Looking for a little more investment income? If so, you're not alone. Dividend stocks look much more attractive against the backdrop of economic uncertainty and market volatility. Dividend yields are higher than they've been in years, as well, lifted by rising interest rates on bonds.

The question is, which dividend stocks should you buy? Don't make it more complicated than it has to be. Some of the market's very best dividend payers are hiding in plain sight. They're the companies you see every day. You may even be one of their regular customers.

1. Verizon

If you're looking for meaningful growth from Verizon Communications (VZ 0.90%), forget about it.

Numbers from Pew Research indicate 97% of U.S. adults already own a mobile phone. Although Verizon also offers cable television and at-home internet services, its cable business is a victim of the same cord-cutting movement that's slowly crushing the conventional cable TV industry, while its broadband operations only boast about 8 million subscribers. That market is pretty well saturated too.

Any real growth of its customer base is going to come from population growth. And the country's population has grown by less than 1% in recent years. This pace is projected to slow even more going forward. 

If your only concern is reliable, sustainable dividend income, though, Verizon's got it in spades. It's paid out something in every single quarter since it came into existence back in 2000 by virtue of the merger between Bell Atlantic and GTE. Better still, the company's raised its quarterly dividend payment every year since 2007.

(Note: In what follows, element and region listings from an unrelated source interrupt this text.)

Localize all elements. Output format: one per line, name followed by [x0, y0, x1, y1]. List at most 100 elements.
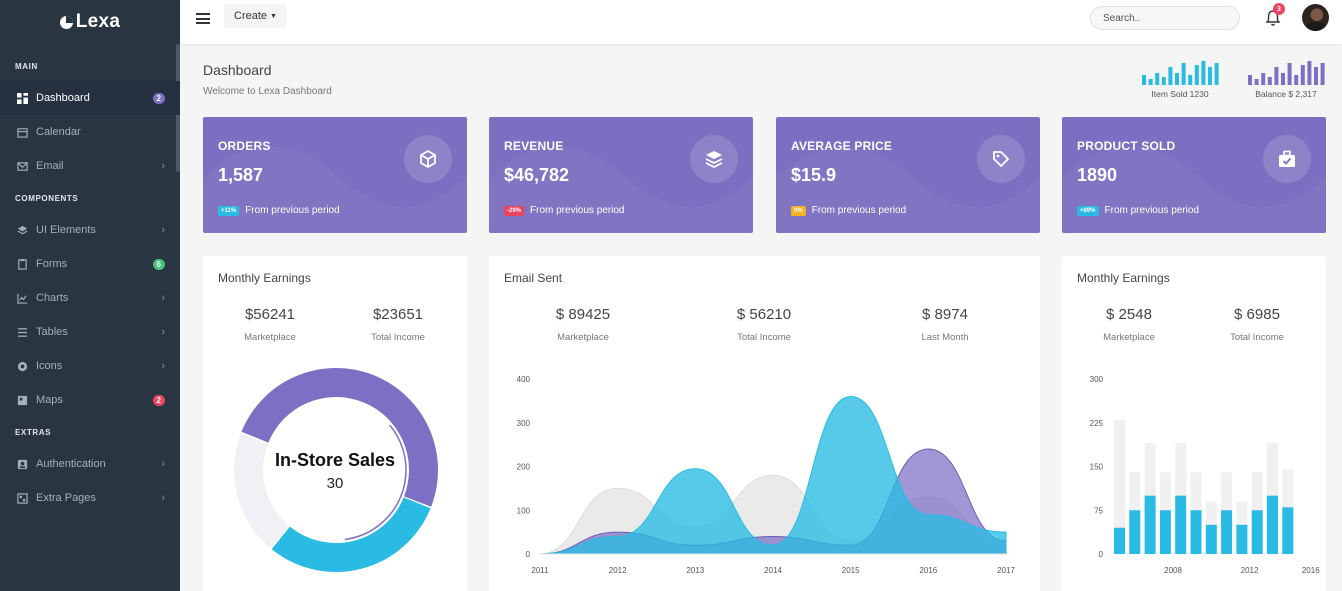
sidebar-item-tables[interactable]: Tables ›	[0, 315, 180, 349]
mini-bar	[1194, 65, 1199, 85]
mini-bar	[1188, 75, 1193, 85]
stat-change-badge: -29%	[504, 205, 525, 216]
sidebar-item-extra-pages[interactable]: Extra Pages ›	[0, 481, 180, 515]
mini-stat-items-sold: Item Sold 1230	[1139, 58, 1221, 104]
y-tick-label: 75	[1094, 506, 1103, 515]
sidebar-item-label: Tables	[36, 326, 68, 338]
metric-label: Total Income	[371, 332, 425, 343]
metric-marketplace: $56241 Marketplace	[225, 306, 315, 343]
mini-bar	[1208, 67, 1212, 85]
sidebar-item-email[interactable]: Email ›	[0, 149, 180, 183]
mini-bar	[1320, 63, 1325, 85]
mini-bar	[1294, 75, 1299, 85]
mini-bar	[1214, 63, 1219, 85]
bar-value	[1282, 507, 1294, 554]
stat-card-revenue: REVENUE $46,782 -29% From previous perio…	[489, 117, 753, 233]
area-series	[539, 395, 1007, 555]
user-avatar[interactable]	[1302, 4, 1329, 31]
stat-change-badge: 0%	[791, 205, 806, 216]
sidebar-item-icons[interactable]: Icons ›	[0, 349, 180, 383]
panel-monthly-earnings-donut: Monthly Earnings $56241 Marketplace $236…	[203, 256, 467, 591]
sidebar-badge: 2	[152, 92, 165, 104]
chevron-right-icon: ›	[161, 160, 165, 172]
sidebar-item-authentication[interactable]: Authentication ›	[0, 447, 180, 481]
create-dropdown-button[interactable]: Create ▼	[224, 4, 287, 28]
sidebar-item-dashboard[interactable]: Dashboard 2	[0, 81, 180, 115]
y-tick-label: 150	[1090, 463, 1104, 472]
x-tick-label: 2008	[1164, 566, 1182, 575]
sidebar-item-label: Dashboard	[36, 92, 90, 104]
chevron-right-icon: ›	[161, 360, 165, 372]
y-tick-label: 225	[1090, 419, 1104, 428]
card-wave-decoration	[776, 146, 1040, 233]
sidebar-item-label: Icons	[36, 360, 63, 372]
metric-value: $ 89425	[555, 306, 611, 323]
mini-bar	[1168, 67, 1173, 85]
tag-icon	[977, 135, 1025, 183]
sidebar-item-label: Email	[36, 160, 64, 172]
sidebar-item-forms[interactable]: Forms 6	[0, 247, 180, 281]
forms-icon	[16, 258, 28, 270]
sidebar-item-label: UI Elements	[36, 224, 96, 236]
menu-toggle-icon[interactable]	[196, 13, 210, 24]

This consistent dividend and dividend growth is rooted in consumers' commitment to keeping their mobile phones connected. People might skip a meal or postpone the purchase of a new car. By and large, though, we're addicted to our cellphones.

Offsetting the lack of real growth potential here is the sheer size of the dividend payment to newcomers. Verizon's current dividend yield stands at an impressive 7.1%, making it one of the highest-yielding names within the S&P 500.

2. Coca-Cola

Shares of The Coca-Cola Company (KO 2.14%) aren't paying out nearly as much as Verizon is right now -- its yield is much more modest at 3.1%. What the stock lacks in current payout, however, it makes up for in dividend growth.

The current quarterly payment rate of $0.46 per share is 18% bigger than the dividend just five years ago and 64% higher than the quarterly dividend 10 years ago. Indeed, Coca-Cola has upped its annual dividend payout every year for the past 61 years, qualifying it as one of the entire market's very few Dividend Kings, or companies that have raised their dividend payments for at least 50 consecutive years.

This track record is ultimately a testament to the brand name's enduring strength. IG Markets ranks Coca-Cola as the world's fifth-most-recognized brand, while Interbrand suggests Coke is the planet's seventh-best global brand. Business Insider ranks it the eighth-most-powerful brand in the world.

You get the idea. When it comes to selling something as simple as soda or one of the company's other lines like Dasani water, Minute Maid juices, or Gold Peak tea, name recognition matters. The Coca-Cola Company has it and is big enough and deep-pocketed enough to keep it.

3. Prudential

Last but certainly not least, put insurer Prudential Financial (PRU 1.76%) on your list of dividend stocks to consider if you're looking for shelter from the storm.

Actually, Prudential isn't just an insurance outfit. It also offers investment and retirement planning services and serves the institutional market as well as individual consumers. This diverse base of business helps smooth out what might otherwise be choppier, less-consistent revenue and earnings.

In this vein, know that the company's adjusted per-share profits are consistently greater than the stock's dividend payments, leaving wiggle room in case things get complicated as they did in 2020. Only about half of last year's profits -- which were suppressed by the macroeconomic environment -- were used to make dividend payments. The rest were either used to buy back shares of the company or retained to grow the business. And as of the latest look, the current dividend yield is a healthy 5.5%.

The case for holding a piece of the Prudential rock, however, goes well beyond the dividend. It's a powerhouse company right now, thanks to its ability to do what other insurance companies can't.

Case in point: A year ago, this company partnered with LeapFrog Investments to co-purchase a strategic stake in South African investment services outfit Alexander Forbes Group Holdings. The deal looks like a foothold for other similar deals in high-growth markets.

This year will also be the one in which a bigger cost-savings initiative put in place all the way back in 2019 should finally be completed, ultimately adding $820 million back to the annual bottom line. In the meantime, the company has got $4.5 billion worth of liquidity on its books -- more than enough to fund this year's authorized $1 billion stock buyback in addition to its intended dividend increase.

Connect the dots. There's a lot to like here, particularly if you're looking at Prudential as a prospective income investment.